The town of Gangtok is in the Indian state of Sikkim, bordered by Bhutan, Tibet, and Nepal, which plants it firmly in the Himalayas. Many inhabitants of Gangtok come from Nepal and Tibet, and have established their traditions in Gangtok.
This perfect for someone like me who is interested in learning more about Tibet and Nepal but won’t be able to visit in the near future.
We had one day to explore the Gangtok are, so in the morning, we fortified ourselves with a breakfast of idlis and sambar before heading off on a drive:
Rumtek (རུམ་ཐེག་དགོན་པ་ in Tibetan — isn’t that a gorgeous script?!) is 24km away from the town of Gangtok, and over to another hilltop so you can see great views of Gangtok from Rumtek. (We still had the mist that followed us from Darjeeling!)

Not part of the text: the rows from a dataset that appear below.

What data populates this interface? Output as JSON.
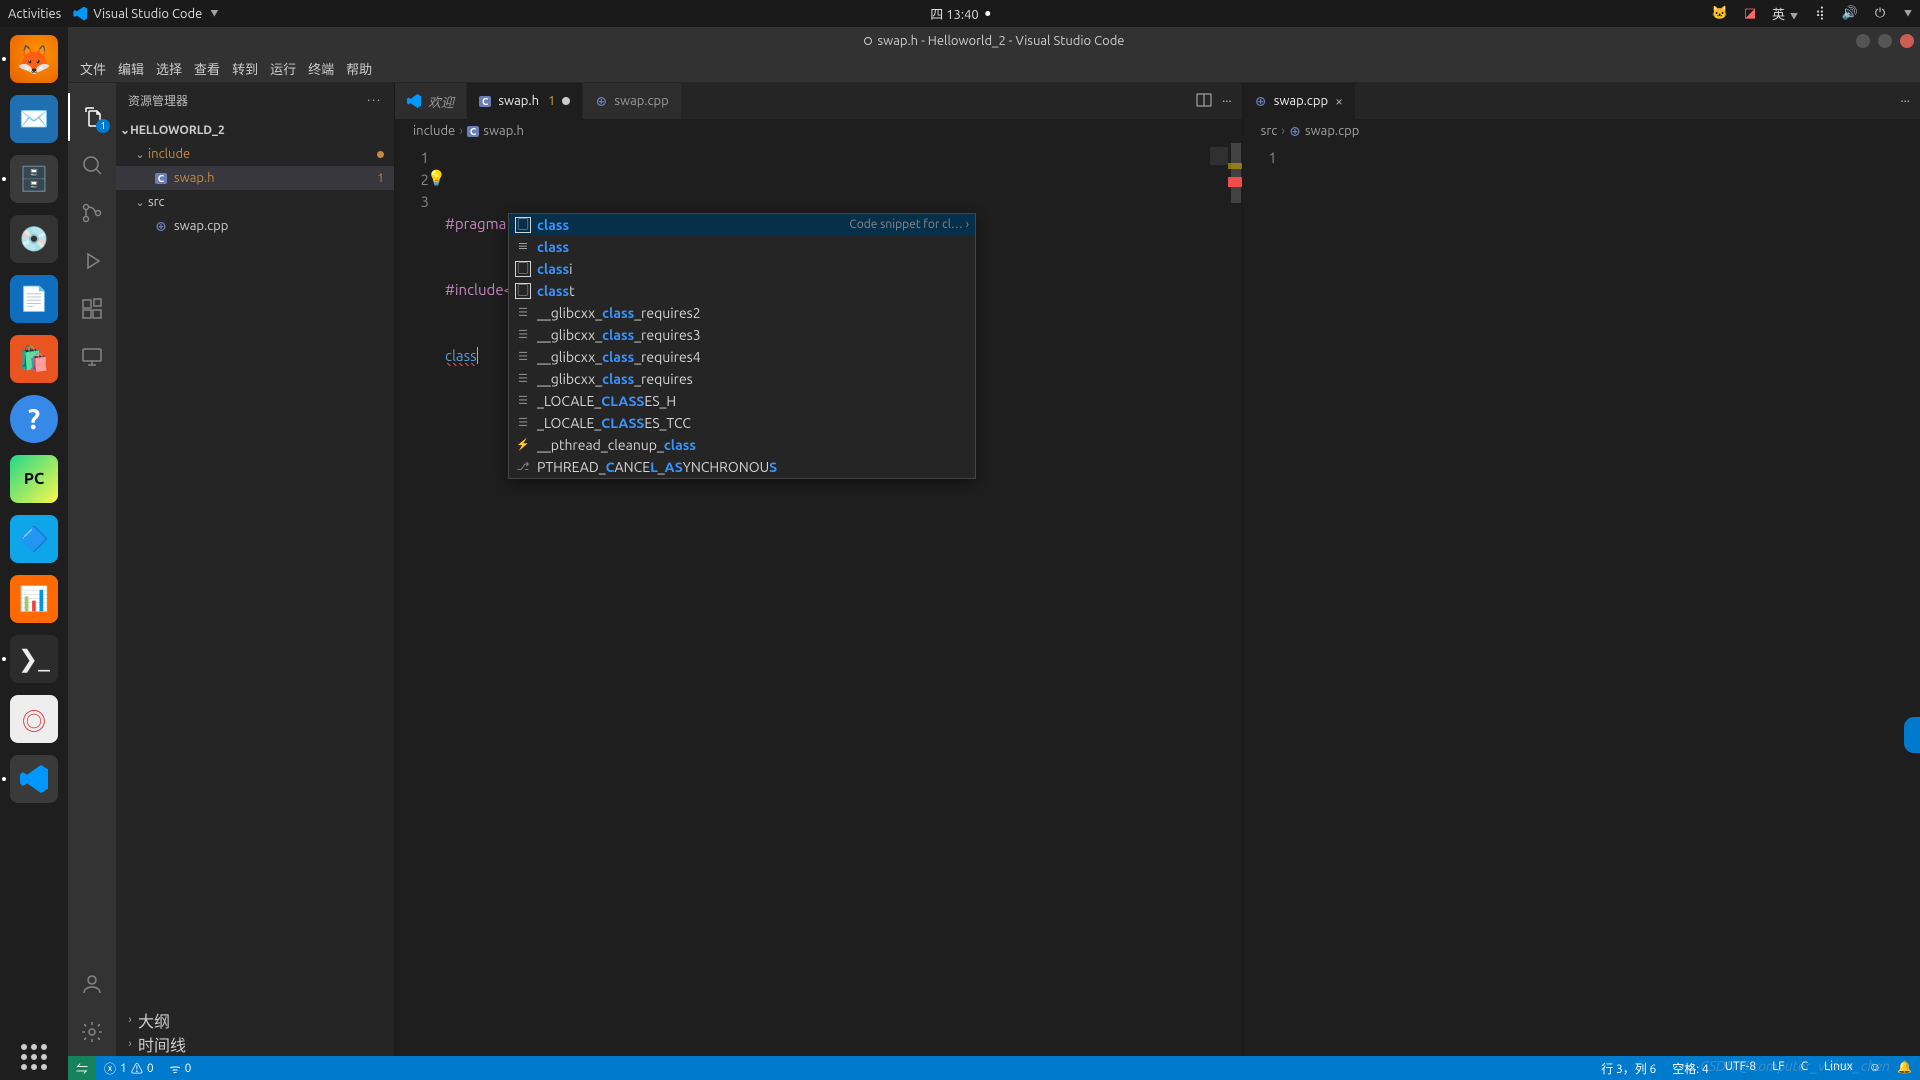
{
  "gnome": {
    "activities": "Activities",
    "app": "Visual Studio Code",
    "clock": "四 13:40",
    "lang": "英"
  },
  "window": {
    "title": "swap.h - Helloworld_2 - Visual Studio Code",
    "dirty_prefix": "●"
  },
  "menu": [
    "文件",
    "编辑",
    "选择",
    "查看",
    "转到",
    "运行",
    "终端",
    "帮助"
  ],
  "sidebar": {
    "title": "资源管理器",
    "root": "HELLOWORLD_2",
    "folders": [
      {
        "name": "include",
        "modified": true,
        "files": [
          {
            "name": "swap.h",
            "lang": "C",
            "problems": "1",
            "selected": true
          }
        ]
      },
      {
        "name": "src",
        "modified": false,
        "files": [
          {
            "name": "swap.cpp",
            "lang": "C⁺⁺"
          }
        ]
      }
    ],
    "panels": [
      "大纲",
      "时间线"
    ]
  },
  "tabs_left": [
    {
      "label": "欢迎",
      "icon": "vscode",
      "active": false
    },
    {
      "label": "swap.h",
      "icon": "C",
      "active": true,
      "problems": "1",
      "dirty": true
    },
    {
      "label": "swap.cpp",
      "icon": "C⁺⁺",
      "active": false,
      "closeable": true
    }
  ],
  "tabs_right": [
    {
      "label": "swap.cpp",
      "icon": "C⁺⁺",
      "active": true,
      "closeable": true
    }
  ],
  "breadcrumb_left": [
    "include",
    "swap.h"
  ],
  "breadcrumb_left_icon": "C",
  "breadcrumb_right": [
    "src",
    "swap.cpp"
  ],
  "breadcrumb_right_icon": "C⁺⁺",
  "code": {
    "lines": [
      {
        "n": "1",
        "html": "<span class='kw'>#pragma</span> <span class='mac'>once</span>"
      },
      {
        "n": "2",
        "html": "<span class='kw'>#include</span><span class='inc'>&lt;iostream&gt;</span>"
      },
      {
        "n": "3",
        "html": "<span class='class-tok squiggle-red'>class</span><span class='cursor'></span>"
      }
    ]
  },
  "right_code": {
    "lines": [
      {
        "n": "1",
        "html": ""
      }
    ]
  },
  "suggest": {
    "hint": "Code snippet for cl…",
    "items": [
      {
        "icon": "snip",
        "parts": [
          [
            "class",
            true
          ]
        ],
        "selected": true
      },
      {
        "icon": "txt",
        "parts": [
          [
            "class",
            true
          ]
        ]
      },
      {
        "icon": "snip",
        "parts": [
          [
            "class",
            true
          ],
          [
            "i",
            false
          ]
        ]
      },
      {
        "icon": "snip",
        "parts": [
          [
            "class",
            true
          ],
          [
            "t",
            false
          ]
        ]
      },
      {
        "icon": "kw-i",
        "parts": [
          [
            "__glibcxx_",
            false
          ],
          [
            "class",
            true
          ],
          [
            "_requires2",
            false
          ]
        ]
      },
      {
        "icon": "kw-i",
        "parts": [
          [
            "__glibcxx_",
            false
          ],
          [
            "class",
            true
          ],
          [
            "_requires3",
            false
          ]
        ]
      },
      {
        "icon": "kw-i",
        "parts": [
          [
            "__glibcxx_",
            false
          ],
          [
            "class",
            true
          ],
          [
            "_requires4",
            false
          ]
        ]
      },
      {
        "icon": "kw-i",
        "parts": [
          [
            "__glibcxx_",
            false
          ],
          [
            "class",
            true
          ],
          [
            "_requires",
            false
          ]
        ]
      },
      {
        "icon": "kw-i",
        "parts": [
          [
            "_LOCALE_",
            false
          ],
          [
            "CLASS",
            true
          ],
          [
            "ES_H",
            false
          ]
        ]
      },
      {
        "icon": "kw-i",
        "parts": [
          [
            "_LOCALE_",
            false
          ],
          [
            "CLASS",
            true
          ],
          [
            "ES_TCC",
            false
          ]
        ]
      },
      {
        "icon": "evt",
        "parts": [
          [
            "__pthread_cleanup_",
            false
          ],
          [
            "class",
            true
          ]
        ]
      },
      {
        "icon": "def",
        "parts": [
          [
            "PTHREAD_",
            false
          ],
          [
            "C",
            true
          ],
          [
            "ANCE",
            false
          ],
          [
            "L",
            true
          ],
          [
            "_",
            false
          ],
          [
            "AS",
            true
          ],
          [
            "YNCHRONOU",
            false
          ],
          [
            "S",
            true
          ]
        ]
      }
    ]
  },
  "status": {
    "errors": "1",
    "warnings": "0",
    "ports": "0",
    "line_col": "行 3，列 6",
    "spaces": "空格: 4",
    "encoding": "UTF-8",
    "eol": "LF",
    "lang": "C",
    "os": "Linux",
    "bell": "🔔"
  },
  "activity_badge": "1",
  "watermark": "CSDN @computer_vision_chen"
}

Since the 16th century, Rumtek has been the seat of the Kagyu (aka. “Black Hat”) sect of Tibetan Buddhism in Sikkim. In 1959, the head of the Kagyu sect (the 16th Karmapa) fled Tibet and came to Rumtek. The monastery itself was in ruins, so the Karmapa decided to rebuild and established The Dharmachakra Centre in 1966, modelled after the monasteries in Tibet.
When you arrive, you have to go through a passport check… there are concerns about violence at this site as there is a controversy around who should be the current Karmapa, so there is a strong security presence at the site.
Then you walk up a hill (brace yourselves, this is harder than normal because you're at altitude) to get to the monastery. All along the hillside are prayer wheels, which one spins clockwise:
Each prayer wheel contains sacred texts (the is a book bundled in cloth at the centre of each wheel). Spinning the wheel is a way to “recite” the prayers contained in the texts, especially for those who are illiterate.
Also along the way you can see lines of prayer flags and laundry hanging in the sun to dry:
When you get to the main gate, guarded by men with rifles, you have to go through a metal detector and a baggage check.
And then, after all the incongruous security, you’re in the peace and calm of the monastery.
You can’t take photos inside the temple (where there is a beautiful golden statue of Buddha, as well as paintings depicting the life of Buddha, and gorgeous embroidered fabric hangings) but you can take photos on the monastery grounds:
There are window stickers advocating for the Tibetan Karmapa, who is endorsed by the Dalai Lama:
And the monks going about their daily business:
Inside the grounds, you can climb the steps to visit the Golden Stupa, which houses the remains of the previous Karmapa.
On the way up, there are more prayer wheels:
My new favourite candies at the cafe:
And stray dogs lounging in the sun:
I found that visiting Rumtek Monastery was a fascinating insight into Tibetan Buddhism, and an experience full of beauty and calm.